He said it is necessary to put in place a “distributive justice” so that everyone gets the benefits of the growth." He reminded that one of the 17 SDG goals emphasised reduction of inequality.
Mustafizur suggested adopting fiscal and monetary policies that would ensure job creation and quality education.
World Bank Lead Economist Zahid Hussain said, "One major reason may be the composition of growth. It was largely driven by manufacturing and services. The contribution of agriculture, which employs over 42 percent of the labour force, to growth has been on the decline."
"While incomes from manufacturing and services have grown, employment growth has been weak.
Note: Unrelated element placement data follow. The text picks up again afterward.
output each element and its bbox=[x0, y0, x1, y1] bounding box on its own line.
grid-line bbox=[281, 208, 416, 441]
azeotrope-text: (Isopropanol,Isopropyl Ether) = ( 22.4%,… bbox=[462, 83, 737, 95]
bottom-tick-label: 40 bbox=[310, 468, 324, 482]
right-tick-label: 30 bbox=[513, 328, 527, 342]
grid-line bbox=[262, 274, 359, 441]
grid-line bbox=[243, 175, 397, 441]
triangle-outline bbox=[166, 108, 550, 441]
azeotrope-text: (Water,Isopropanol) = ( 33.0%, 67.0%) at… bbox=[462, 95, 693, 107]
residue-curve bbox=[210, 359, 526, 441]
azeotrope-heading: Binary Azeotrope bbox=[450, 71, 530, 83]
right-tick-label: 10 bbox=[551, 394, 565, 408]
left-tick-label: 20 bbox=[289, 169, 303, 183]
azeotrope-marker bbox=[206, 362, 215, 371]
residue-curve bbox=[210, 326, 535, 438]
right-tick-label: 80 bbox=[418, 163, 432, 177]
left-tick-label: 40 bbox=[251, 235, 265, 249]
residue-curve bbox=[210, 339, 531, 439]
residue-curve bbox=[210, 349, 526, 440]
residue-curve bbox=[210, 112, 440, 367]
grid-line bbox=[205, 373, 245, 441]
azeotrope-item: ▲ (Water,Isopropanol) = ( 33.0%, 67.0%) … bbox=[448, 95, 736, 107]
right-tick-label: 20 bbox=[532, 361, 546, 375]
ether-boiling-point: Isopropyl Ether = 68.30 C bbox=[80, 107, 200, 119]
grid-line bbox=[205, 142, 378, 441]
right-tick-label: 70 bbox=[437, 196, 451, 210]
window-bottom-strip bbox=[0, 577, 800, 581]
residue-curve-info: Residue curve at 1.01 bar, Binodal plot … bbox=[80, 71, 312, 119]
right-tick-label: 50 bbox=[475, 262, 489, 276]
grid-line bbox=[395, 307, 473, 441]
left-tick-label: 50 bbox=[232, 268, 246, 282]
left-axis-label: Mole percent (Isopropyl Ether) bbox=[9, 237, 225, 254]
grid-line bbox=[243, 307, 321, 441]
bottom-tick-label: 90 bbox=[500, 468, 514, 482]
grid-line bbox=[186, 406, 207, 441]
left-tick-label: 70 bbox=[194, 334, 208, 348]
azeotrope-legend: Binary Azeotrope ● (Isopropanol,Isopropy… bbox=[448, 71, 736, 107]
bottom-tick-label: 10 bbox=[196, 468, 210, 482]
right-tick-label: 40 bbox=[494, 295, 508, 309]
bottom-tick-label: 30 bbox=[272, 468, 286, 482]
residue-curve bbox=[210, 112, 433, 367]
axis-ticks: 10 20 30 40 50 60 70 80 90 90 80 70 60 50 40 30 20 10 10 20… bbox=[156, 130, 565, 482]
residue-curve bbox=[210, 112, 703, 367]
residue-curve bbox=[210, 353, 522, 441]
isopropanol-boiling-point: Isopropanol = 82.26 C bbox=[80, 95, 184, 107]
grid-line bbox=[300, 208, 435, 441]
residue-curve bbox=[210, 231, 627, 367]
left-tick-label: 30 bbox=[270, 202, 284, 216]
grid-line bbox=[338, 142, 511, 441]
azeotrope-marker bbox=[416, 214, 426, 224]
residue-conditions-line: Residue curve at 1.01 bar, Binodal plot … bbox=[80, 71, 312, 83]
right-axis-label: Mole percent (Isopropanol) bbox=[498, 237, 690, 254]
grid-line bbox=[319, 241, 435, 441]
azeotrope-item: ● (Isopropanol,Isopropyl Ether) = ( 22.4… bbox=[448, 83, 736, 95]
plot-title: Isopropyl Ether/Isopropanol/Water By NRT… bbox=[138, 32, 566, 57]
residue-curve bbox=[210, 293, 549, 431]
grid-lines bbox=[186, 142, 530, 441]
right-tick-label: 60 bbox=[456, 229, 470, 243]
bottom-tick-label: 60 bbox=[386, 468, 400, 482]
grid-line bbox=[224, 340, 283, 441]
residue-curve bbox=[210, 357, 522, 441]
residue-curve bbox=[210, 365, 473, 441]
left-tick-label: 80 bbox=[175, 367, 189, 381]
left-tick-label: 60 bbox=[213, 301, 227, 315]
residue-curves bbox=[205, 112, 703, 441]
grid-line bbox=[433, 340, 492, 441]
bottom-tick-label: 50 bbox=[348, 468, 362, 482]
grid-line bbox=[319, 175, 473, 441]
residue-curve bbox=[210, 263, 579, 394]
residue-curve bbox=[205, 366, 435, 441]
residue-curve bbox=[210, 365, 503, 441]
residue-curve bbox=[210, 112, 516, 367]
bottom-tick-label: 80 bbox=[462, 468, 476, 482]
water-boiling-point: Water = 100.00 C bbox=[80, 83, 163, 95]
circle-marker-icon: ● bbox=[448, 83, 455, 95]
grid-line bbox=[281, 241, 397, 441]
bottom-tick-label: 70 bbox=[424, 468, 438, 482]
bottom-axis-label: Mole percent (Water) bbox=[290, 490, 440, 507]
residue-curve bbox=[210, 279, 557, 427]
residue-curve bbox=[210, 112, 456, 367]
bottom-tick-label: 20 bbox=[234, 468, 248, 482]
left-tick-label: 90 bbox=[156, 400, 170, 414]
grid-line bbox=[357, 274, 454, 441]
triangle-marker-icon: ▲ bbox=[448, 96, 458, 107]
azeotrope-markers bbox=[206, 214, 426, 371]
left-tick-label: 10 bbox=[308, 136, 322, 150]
Thus labour income growth may have been weaker than the growth of GDP. As a result, the incomes of the poor, who have only their labour to live on, grew far slower than income growth of non-poor, leading to increase in income inequality."
He also identified the decline in remittance as another reason. "This could have slowed employment and wage growth in the rural non-farm sector, which uses a lot of poor workers."
Dr Akhter Ahmed, who leads the operation of Washington-based think tank International Food Policy Research Institute (IFPRI) in Bangladesh, said the 2016 HIES reflected that "the growth that we achieved was not pro-poor enough."
He emphasised accelerating farm sector growth and shifting the "pure tenants" (the landless people) to more skilled areas of production, while investing more in farm research and development so that more crops are grown on less land.
Expansion of safety net programmes is not good enough. The beneficiaries of the safety net programmes have to be chosen carefully, he mentioned.
Besides, the state has to invest in human capital development and put emphasis on the quality of education rather than quantity, said Akhter.
Among other things, the HIES 2016 report reflected that household income, on average, has now risen to Tk 15,945 a month from Tk 11,479 in 2010. There has been an increase in percentage of safety net beneficiaries to 28.7 percent from 24.6 percent in 2010.
It also showed how some of the livelihood indicators got positive push with more people getting access to pure drinking water, sanitary latrines and pucca houses.
In the last six years, households with electricity increased to 75.9 percent from 55.3 percent, while mobile phone users rose to 92.5 percent from 63.7 percent.
The HIES 2016 also reflected on regional variations in distribution of poverty incidence.
In 31of the 64 districts in the country, percentage of ultra poor is higher than the current national average (12.9 percent), it said.